Badrun tidak memperhitungkan rasa kebingungan hati mendalam ketika rasa cinta Sulaiman terkuak dan menempati porsi besar di dalam hatinya. Bagaimana pun, Sulaiman adalah manusia, keturunan dewa ataupun tidak. Dengan mengharapkan rida dari yang maha kuasa, Badrun mengharapkan kebahagiaan di kehidupan Sulaiman. Badrun menyaksikan bagaimana kekosongan itu kemudian berisi. Mata itu memancarkan cahaya.

Sulaiman memang terlihat tak seperti raja agung ketika cintanya terukir dalam dalam gumpalan dalam dadanya kepada dewi itu. Walaupun begitu, bahkan tanpa keagungan hakiki, Sulaiman tetap sanggup getarkan hati-hati usai geranyangan suaranya berhasil menggoncangkan pasak-pasak pertahanan para pengembus napas. Pembagian tugas yang ditumpahkannya pada para abdi tak mampu ditepis penghunjamannya. Begitu mendalam. Begitu mencengkram.

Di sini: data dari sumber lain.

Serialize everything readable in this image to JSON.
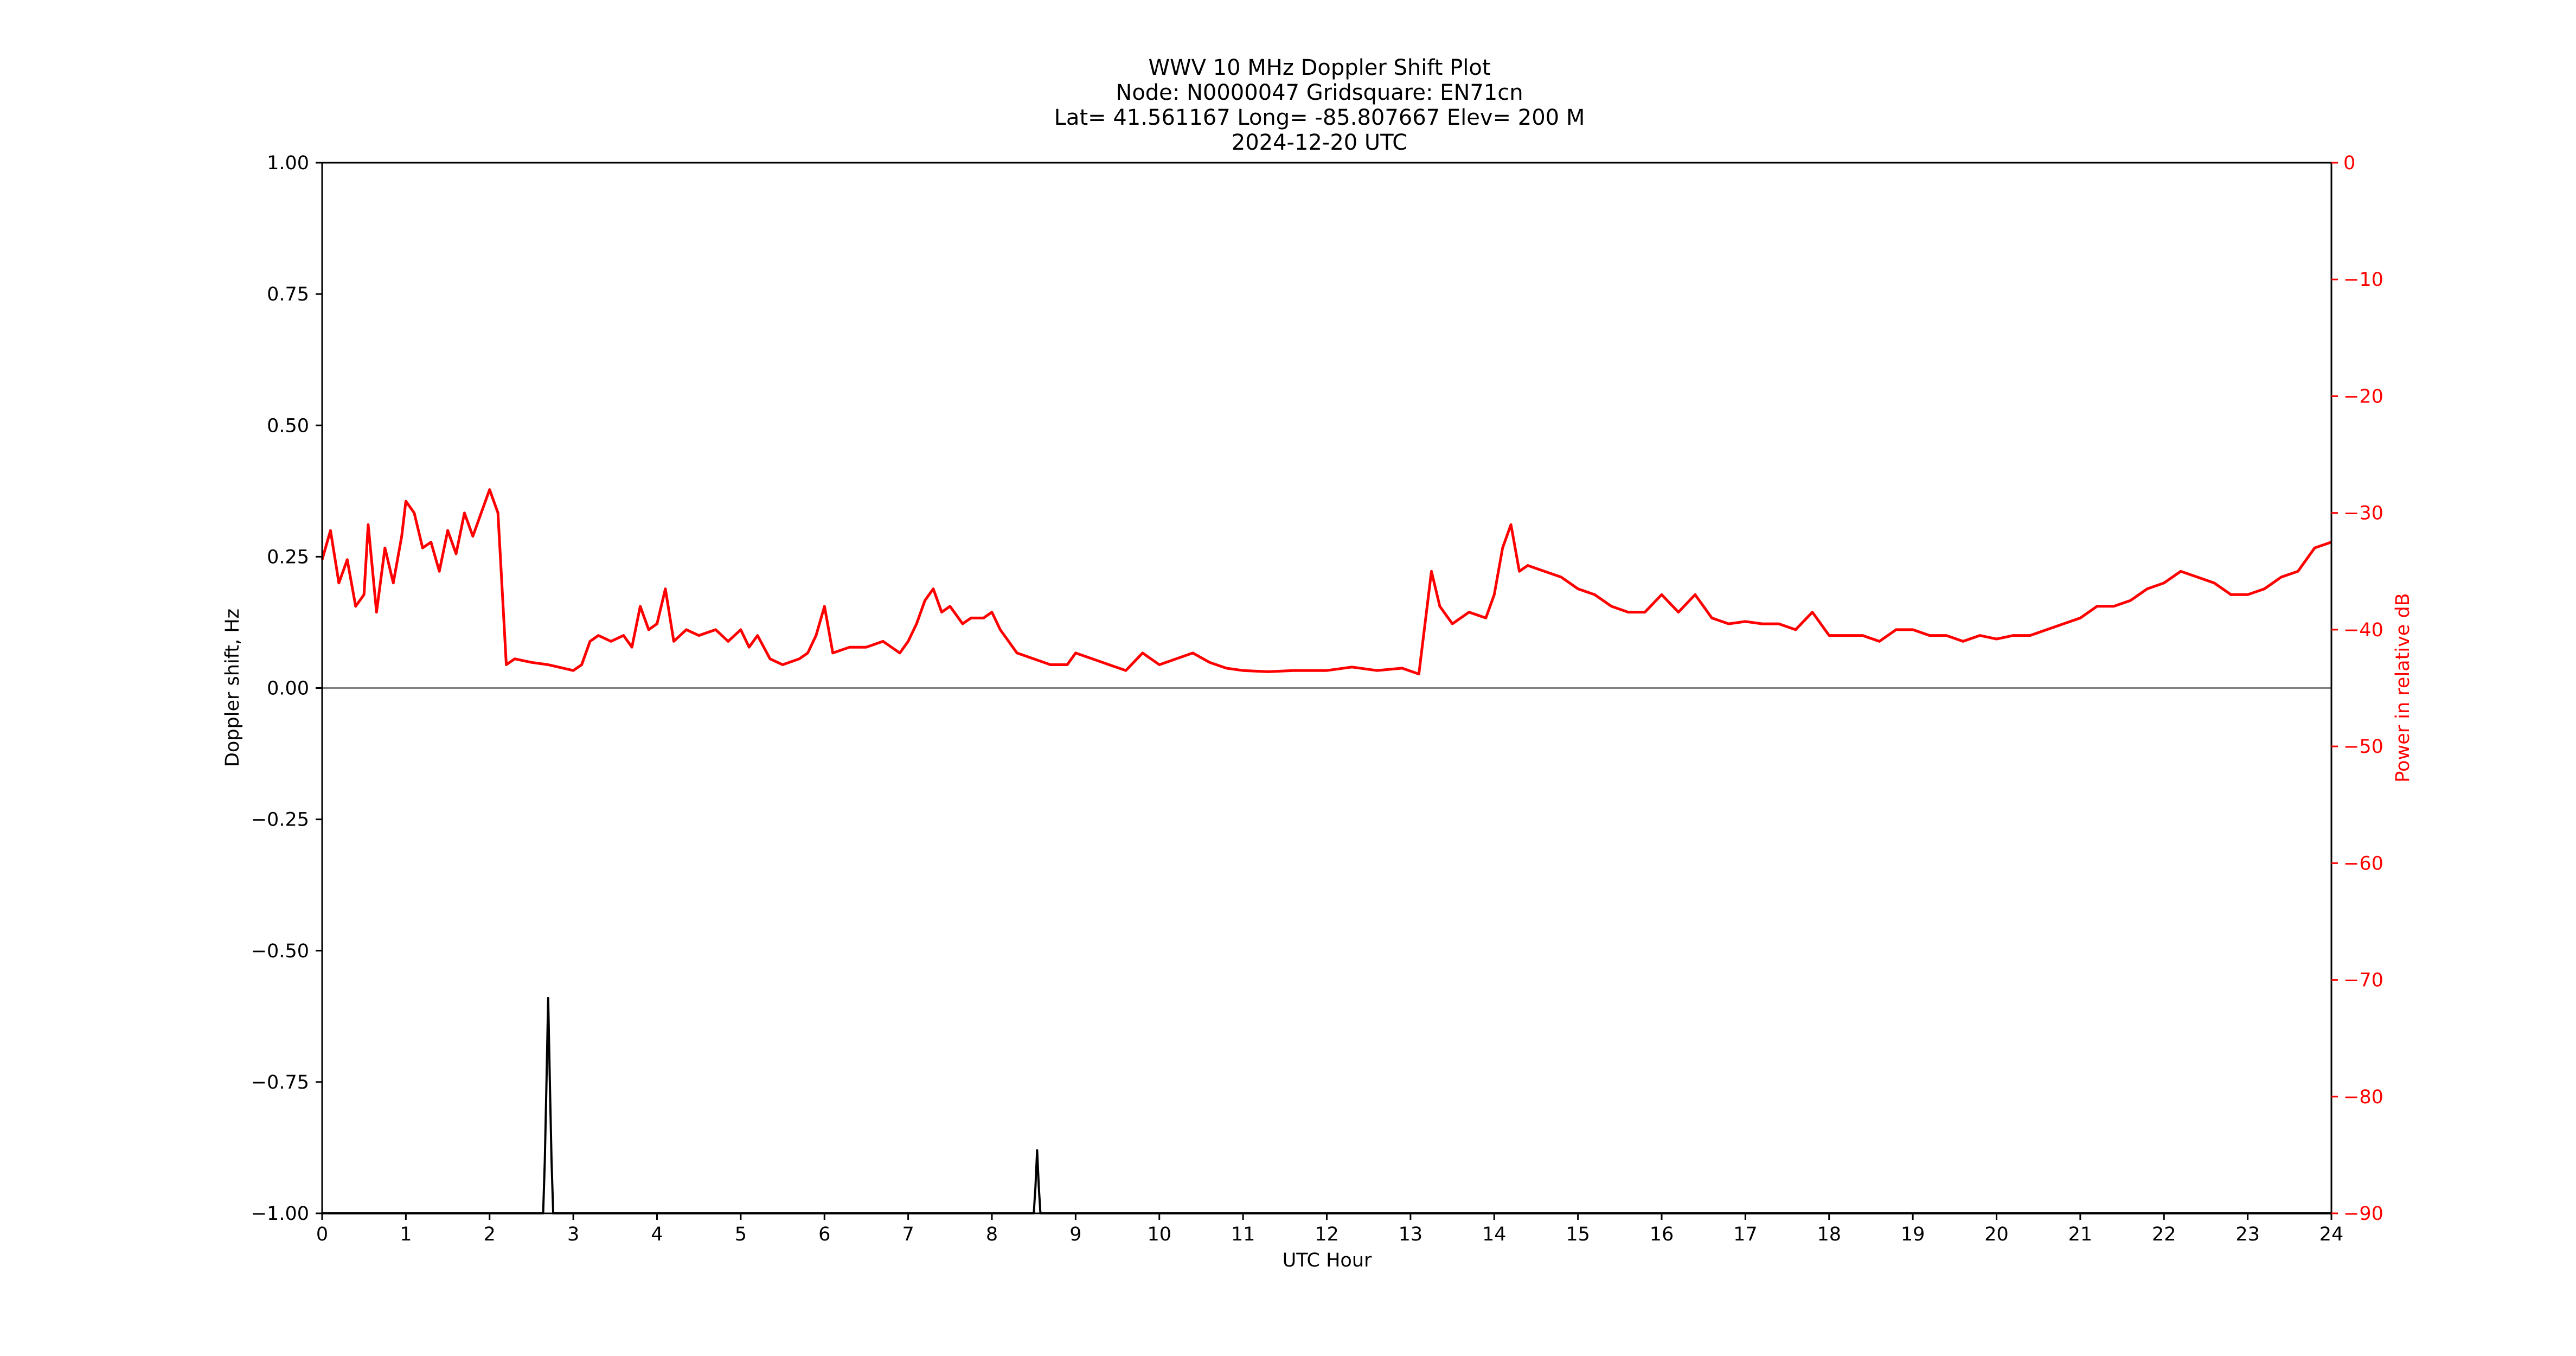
{
  "chart_data": {
    "type": "line",
    "title": "WWV 10 MHz Doppler Shift Plot",
    "subtitle_lines": [
      "Node:  N0000047     Gridsquare:  EN71cn",
      "Lat= 41.561167    Long= -85.807667    Elev= 200 M",
      "2024-12-20  UTC"
    ],
    "xlabel": "UTC Hour",
    "ylabel": "Doppler shift, Hz",
    "ylabel_right": "Power in relative dB",
    "xlim": [
      0,
      24
    ],
    "ylim": [
      -1.0,
      1.0
    ],
    "ylim_right": [
      -90,
      0
    ],
    "xticks": [
      "0",
      "1",
      "2",
      "3",
      "4",
      "5",
      "6",
      "7",
      "8",
      "9",
      "10",
      "11",
      "12",
      "13",
      "14",
      "15",
      "16",
      "17",
      "18",
      "19",
      "20",
      "21",
      "22",
      "23",
      "24"
    ],
    "yticks": [
      "1.00",
      "0.75",
      "0.50",
      "0.25",
      "0.00",
      "−0.25",
      "−0.50",
      "−0.75",
      "−1.00"
    ],
    "yticks_right": [
      "0",
      "−10",
      "−20",
      "−30",
      "−40",
      "−50",
      "−60",
      "−70",
      "−80",
      "−90"
    ],
    "grid": false,
    "zero_line": 0.0,
    "colors": {
      "doppler": "#000000",
      "power": "#ff0000",
      "zero_line": "#808080",
      "right_axis": "#ff0000"
    },
    "series": [
      {
        "axis": "left",
        "points": [
          [
            0,
            -1.0
          ],
          [
            2.64,
            -1.0
          ],
          [
            2.66,
            -0.9
          ],
          [
            2.68,
            -0.75
          ],
          [
            2.7,
            -0.59
          ],
          [
            2.72,
            -0.75
          ],
          [
            2.74,
            -0.9
          ],
          [
            2.76,
            -1.0
          ],
          [
            8.5,
            -1.0
          ],
          [
            8.52,
            -0.95
          ],
          [
            8.54,
            -0.88
          ],
          [
            8.56,
            -0.95
          ],
          [
            8.58,
            -1.0
          ],
          [
            24,
            -1.0
          ]
        ]
      },
      {
        "axis": "right",
        "points": [
          [
            0.0,
            -34
          ],
          [
            0.1,
            -31.5
          ],
          [
            0.2,
            -36
          ],
          [
            0.3,
            -34
          ],
          [
            0.4,
            -38
          ],
          [
            0.5,
            -37
          ],
          [
            0.55,
            -31
          ],
          [
            0.65,
            -38.5
          ],
          [
            0.75,
            -33
          ],
          [
            0.85,
            -36
          ],
          [
            0.95,
            -32
          ],
          [
            1.0,
            -29
          ],
          [
            1.1,
            -30
          ],
          [
            1.2,
            -33
          ],
          [
            1.3,
            -32.5
          ],
          [
            1.4,
            -35
          ],
          [
            1.5,
            -31.5
          ],
          [
            1.6,
            -33.5
          ],
          [
            1.7,
            -30
          ],
          [
            1.8,
            -32
          ],
          [
            1.9,
            -30
          ],
          [
            2.0,
            -28
          ],
          [
            2.1,
            -30
          ],
          [
            2.2,
            -43
          ],
          [
            2.3,
            -42.5
          ],
          [
            2.5,
            -42.8
          ],
          [
            2.7,
            -43
          ],
          [
            3.0,
            -43.5
          ],
          [
            3.1,
            -43
          ],
          [
            3.2,
            -41
          ],
          [
            3.3,
            -40.5
          ],
          [
            3.45,
            -41
          ],
          [
            3.6,
            -40.5
          ],
          [
            3.7,
            -41.5
          ],
          [
            3.8,
            -38
          ],
          [
            3.9,
            -40
          ],
          [
            4.0,
            -39.5
          ],
          [
            4.1,
            -36.5
          ],
          [
            4.2,
            -41
          ],
          [
            4.35,
            -40
          ],
          [
            4.5,
            -40.5
          ],
          [
            4.7,
            -40
          ],
          [
            4.85,
            -41
          ],
          [
            5.0,
            -40
          ],
          [
            5.1,
            -41.5
          ],
          [
            5.2,
            -40.5
          ],
          [
            5.35,
            -42.5
          ],
          [
            5.5,
            -43
          ],
          [
            5.7,
            -42.5
          ],
          [
            5.8,
            -42
          ],
          [
            5.9,
            -40.5
          ],
          [
            6.0,
            -38
          ],
          [
            6.1,
            -42
          ],
          [
            6.3,
            -41.5
          ],
          [
            6.5,
            -41.5
          ],
          [
            6.7,
            -41
          ],
          [
            6.9,
            -42
          ],
          [
            7.0,
            -41
          ],
          [
            7.1,
            -39.5
          ],
          [
            7.2,
            -37.5
          ],
          [
            7.3,
            -36.5
          ],
          [
            7.4,
            -38.5
          ],
          [
            7.5,
            -38
          ],
          [
            7.65,
            -39.5
          ],
          [
            7.75,
            -39
          ],
          [
            7.9,
            -39
          ],
          [
            8.0,
            -38.5
          ],
          [
            8.1,
            -40
          ],
          [
            8.3,
            -42
          ],
          [
            8.5,
            -42.5
          ],
          [
            8.7,
            -43
          ],
          [
            8.9,
            -43
          ],
          [
            9.0,
            -42
          ],
          [
            9.2,
            -42.5
          ],
          [
            9.4,
            -43
          ],
          [
            9.6,
            -43.5
          ],
          [
            9.8,
            -42
          ],
          [
            10.0,
            -43
          ],
          [
            10.2,
            -42.5
          ],
          [
            10.4,
            -42
          ],
          [
            10.6,
            -42.8
          ],
          [
            10.8,
            -43.3
          ],
          [
            11.0,
            -43.5
          ],
          [
            11.3,
            -43.6
          ],
          [
            11.6,
            -43.5
          ],
          [
            12.0,
            -43.5
          ],
          [
            12.3,
            -43.2
          ],
          [
            12.6,
            -43.5
          ],
          [
            12.9,
            -43.3
          ],
          [
            13.1,
            -43.8
          ],
          [
            13.25,
            -35
          ],
          [
            13.35,
            -38
          ],
          [
            13.5,
            -39.5
          ],
          [
            13.7,
            -38.5
          ],
          [
            13.9,
            -39
          ],
          [
            14.0,
            -37
          ],
          [
            14.1,
            -33
          ],
          [
            14.2,
            -31
          ],
          [
            14.3,
            -35
          ],
          [
            14.4,
            -34.5
          ],
          [
            14.6,
            -35
          ],
          [
            14.8,
            -35.5
          ],
          [
            15.0,
            -36.5
          ],
          [
            15.2,
            -37
          ],
          [
            15.4,
            -38
          ],
          [
            15.6,
            -38.5
          ],
          [
            15.8,
            -38.5
          ],
          [
            16.0,
            -37
          ],
          [
            16.2,
            -38.5
          ],
          [
            16.4,
            -37
          ],
          [
            16.6,
            -39
          ],
          [
            16.8,
            -39.5
          ],
          [
            17.0,
            -39.3
          ],
          [
            17.2,
            -39.5
          ],
          [
            17.4,
            -39.5
          ],
          [
            17.6,
            -40
          ],
          [
            17.8,
            -38.5
          ],
          [
            18.0,
            -40.5
          ],
          [
            18.2,
            -40.5
          ],
          [
            18.4,
            -40.5
          ],
          [
            18.6,
            -41
          ],
          [
            18.8,
            -40
          ],
          [
            19.0,
            -40
          ],
          [
            19.2,
            -40.5
          ],
          [
            19.4,
            -40.5
          ],
          [
            19.6,
            -41
          ],
          [
            19.8,
            -40.5
          ],
          [
            20.0,
            -40.8
          ],
          [
            20.2,
            -40.5
          ],
          [
            20.4,
            -40.5
          ],
          [
            20.6,
            -40
          ],
          [
            20.8,
            -39.5
          ],
          [
            21.0,
            -39
          ],
          [
            21.2,
            -38
          ],
          [
            21.4,
            -38
          ],
          [
            21.6,
            -37.5
          ],
          [
            21.8,
            -36.5
          ],
          [
            22.0,
            -36
          ],
          [
            22.2,
            -35
          ],
          [
            22.4,
            -35.5
          ],
          [
            22.6,
            -36
          ],
          [
            22.8,
            -37
          ],
          [
            23.0,
            -37
          ],
          [
            23.2,
            -36.5
          ],
          [
            23.4,
            -35.5
          ],
          [
            23.6,
            -35
          ],
          [
            23.8,
            -33
          ],
          [
            24.0,
            -32.5
          ]
        ]
      }
    ]
  }
}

Kepahitan Sulaiman dan kegetiran luka akibat duri segar di hati yang tertimpa cinta yang berat pualam perjuangannya. Kepahitan itu tak terisap utuh oleh mulutnya hingga seretannya berbekas hingga menginduksi hantaran abdinya.

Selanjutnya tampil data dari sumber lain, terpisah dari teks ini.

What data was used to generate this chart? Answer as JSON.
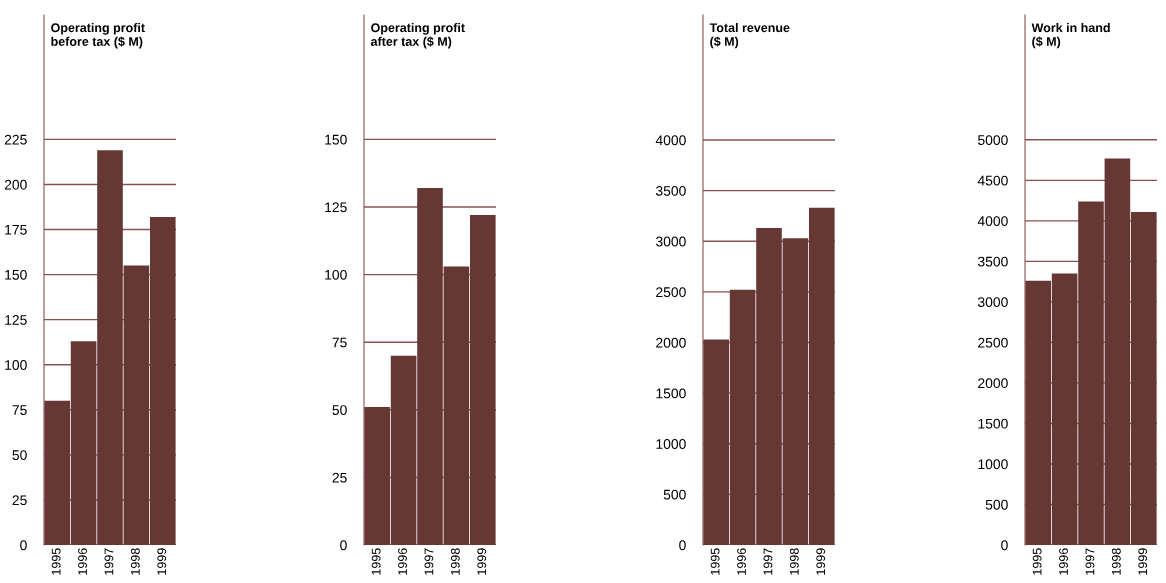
{
  "chart_data": [
    {
      "type": "bar",
      "title": "Operating profit\nbefore tax ($ M)",
      "categories": [
        "1995",
        "1996",
        "1997",
        "1998",
        "1999"
      ],
      "values": [
        80,
        113,
        219,
        155,
        182
      ],
      "color": "#663833",
      "ylim": [
        0,
        294
      ],
      "yticks": [
        0,
        25,
        50,
        75,
        100,
        125,
        150,
        175,
        200,
        225
      ],
      "grid": "y",
      "legend": false
    },
    {
      "type": "bar",
      "title": "Operating profit\nafter tax ($ M)",
      "categories": [
        "1995",
        "1996",
        "1997",
        "1998",
        "1999"
      ],
      "values": [
        51,
        70,
        132,
        103,
        122
      ],
      "color": "#663833",
      "ylim": [
        0,
        196
      ],
      "yticks": [
        0,
        25,
        50,
        75,
        100,
        125,
        150
      ],
      "grid": "y",
      "legend": false
    },
    {
      "type": "bar",
      "title": "Total revenue\n($ M)",
      "categories": [
        "1995",
        "1996",
        "1997",
        "1998",
        "1999"
      ],
      "values": [
        2030,
        2520,
        3130,
        3030,
        3330
      ],
      "color": "#663833",
      "ylim": [
        0,
        5235
      ],
      "yticks": [
        0,
        500,
        1000,
        1500,
        2000,
        2500,
        3000,
        3500,
        4000
      ],
      "grid": "y",
      "legend": false
    },
    {
      "type": "bar",
      "title": "Work in hand\n($ M)",
      "categories": [
        "1995",
        "1996",
        "1997",
        "1998",
        "1999"
      ],
      "values": [
        3260,
        3350,
        4240,
        4770,
        4110
      ],
      "color": "#663833",
      "ylim": [
        0,
        6540
      ],
      "yticks": [
        0,
        500,
        1000,
        1500,
        2000,
        2500,
        3000,
        3500,
        4000,
        4500,
        5000
      ],
      "grid": "y",
      "legend": false
    }
  ]
}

Aisyah, sang dewi cinta. Keindahan dunia yang fana yang sanggup menawan keagungan dewata Sulaiman. Pemilik mata biru yang sanggup menyihir Sulaiman. Rambut coklatnya bekerja bagaikan pemanis yang sanggup mengubah kepahitan Sulaiman menjadi kehidupan manis. Kulit putih bersihnya seakan mampu membersihkan isi kepala Sulaiman yang dipenuhi dengan kebencian kepada dunia. Sang dewi itu, pemilik badan yang meliuk begitu indah. Sang dewi itu pemilik suara merdu yang memancing gairah.

Badrun sungguh menyatakan diri sebagai saksi kefanaan cinta. Bukan sebagai penonton yang terpukau tetapi pelaku yang terpaku dengan laku-laku kaku cerita yang harus direkayasa agar berjaya.

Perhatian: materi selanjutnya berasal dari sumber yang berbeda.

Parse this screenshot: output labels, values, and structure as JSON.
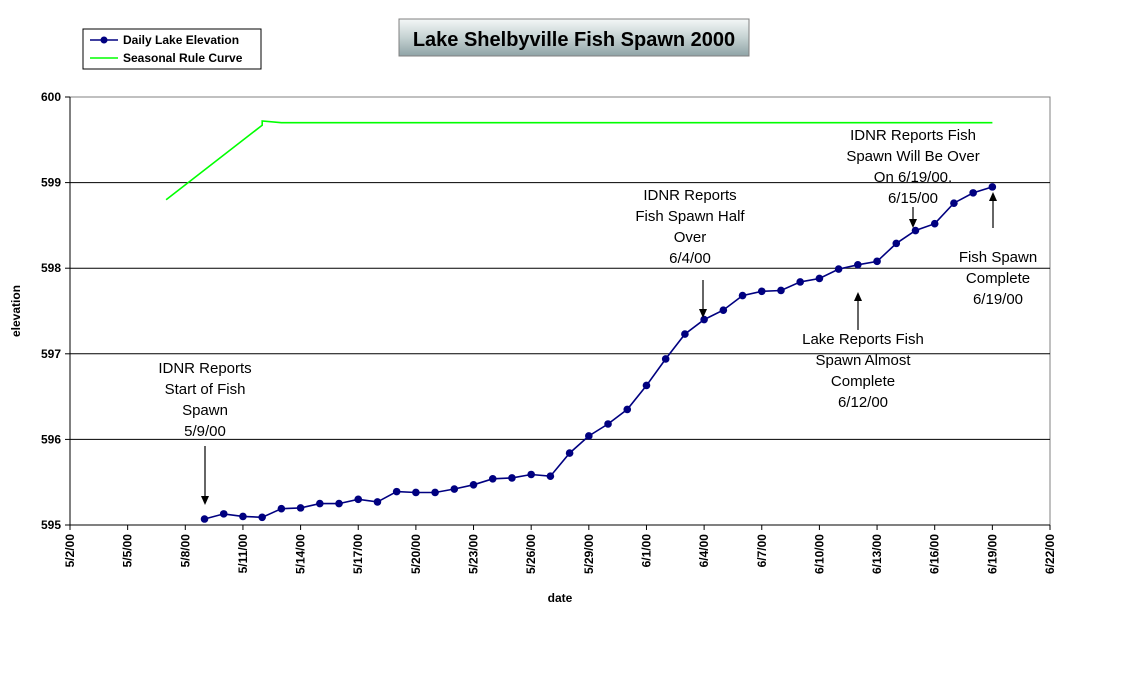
{
  "chart_data": {
    "type": "line",
    "title": "Lake Shelbyville Fish Spawn 2000",
    "xlabel": "date",
    "ylabel": "elevation",
    "ylim": [
      595,
      600
    ],
    "y_ticks": [
      "595",
      "596",
      "597",
      "598",
      "599",
      "600"
    ],
    "x_ticks": [
      "5/2/00",
      "5/5/00",
      "5/8/00",
      "5/11/00",
      "5/14/00",
      "5/17/00",
      "5/20/00",
      "5/23/00",
      "5/26/00",
      "5/29/00",
      "6/1/00",
      "6/4/00",
      "6/7/00",
      "6/10/00",
      "6/13/00",
      "6/16/00",
      "6/19/00",
      "6/22/00"
    ],
    "grid": "horizontal",
    "legend_position": "top-left",
    "series": [
      {
        "name": "Daily Lake Elevation",
        "color": "#000080",
        "marker": "circle",
        "x": [
          "5/9/00",
          "5/10/00",
          "5/11/00",
          "5/12/00",
          "5/13/00",
          "5/14/00",
          "5/15/00",
          "5/16/00",
          "5/17/00",
          "5/18/00",
          "5/19/00",
          "5/20/00",
          "5/21/00",
          "5/22/00",
          "5/23/00",
          "5/24/00",
          "5/25/00",
          "5/26/00",
          "5/27/00",
          "5/28/00",
          "5/29/00",
          "5/30/00",
          "5/31/00",
          "6/1/00",
          "6/2/00",
          "6/3/00",
          "6/4/00",
          "6/5/00",
          "6/6/00",
          "6/7/00",
          "6/8/00",
          "6/9/00",
          "6/10/00",
          "6/11/00",
          "6/12/00",
          "6/13/00",
          "6/14/00",
          "6/15/00",
          "6/16/00",
          "6/17/00",
          "6/18/00",
          "6/19/00"
        ],
        "values": [
          595.07,
          595.13,
          595.1,
          595.09,
          595.19,
          595.2,
          595.25,
          595.25,
          595.3,
          595.27,
          595.39,
          595.38,
          595.38,
          595.42,
          595.47,
          595.54,
          595.55,
          595.59,
          595.57,
          595.84,
          596.04,
          596.18,
          596.35,
          596.63,
          596.94,
          597.23,
          597.4,
          597.51,
          597.68,
          597.73,
          597.74,
          597.84,
          597.88,
          597.99,
          598.04,
          598.08,
          598.29,
          598.44,
          598.52,
          598.76,
          598.88,
          598.95
        ]
      },
      {
        "name": "Seasonal Rule Curve",
        "color": "#00ff00",
        "marker": "none",
        "x": [
          "5/7/00",
          "5/12/00",
          "5/12/00",
          "5/13/00",
          "6/19/00"
        ],
        "values": [
          598.8,
          599.67,
          599.72,
          599.7,
          599.7
        ]
      }
    ],
    "annotations": [
      {
        "name": "annot-start",
        "lines": [
          "IDNR Reports",
          "Start of Fish",
          "Spawn",
          "5/9/00"
        ]
      },
      {
        "name": "annot-half",
        "lines": [
          "IDNR Reports",
          "Fish Spawn  Half",
          "Over",
          "6/4/00"
        ]
      },
      {
        "name": "annot-almost",
        "lines": [
          "Lake Reports Fish",
          "Spawn Almost",
          "Complete",
          "6/12/00"
        ]
      },
      {
        "name": "annot-over",
        "lines": [
          "IDNR Reports Fish",
          "Spawn Will Be Over",
          "On 6/19/00.",
          "6/15/00"
        ]
      },
      {
        "name": "annot-complete",
        "lines": [
          "Fish Spawn",
          "Complete",
          "6/19/00"
        ]
      }
    ]
  }
}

Badrun merekam kisah itu dengan begitu dekat. Dari jarak yang hampir tak berbatas. Ia menonton tak bermedium. Ia terkena pancaran itu. Menyaksikan proses metamorfosis seorang anak manusia. Menyaksikan proses goretan luka. Menyaksikan proses pembusukannya yang begitu menyedihkan. Badrun ada di sana. Ia dan kisahnya. Tidak sebagai sang pemeran utama. Tapi tetap memberi peran. Mengubah jalan cerita. Ia ada dan nyata.

Tulisan ini tercipta akibat dari pendar-pendar kisah yang terselip di mata Badrun siang tadi. Sebuah pemandangan manis disorot oleh matahari senja. Intim. Pekat. Kelat. Dekat. Badrun terjerat demi menyaksikan pemandangan itu. Taman belakang perpustakaan telah menjadi saksi. Permulaan sebuah kisah. Permulaan manis ini. Pikir Badrun. Akankah berakhir dengan goretan luka-luka yang tak mempunyai celah.

Badrun berdoa. Ia berharap. Kisah ini terlalu indah untuk berakhir luka. Badrun berdoa. Demi kekosongan yang terisi itu. Demi itu. Demi Itu.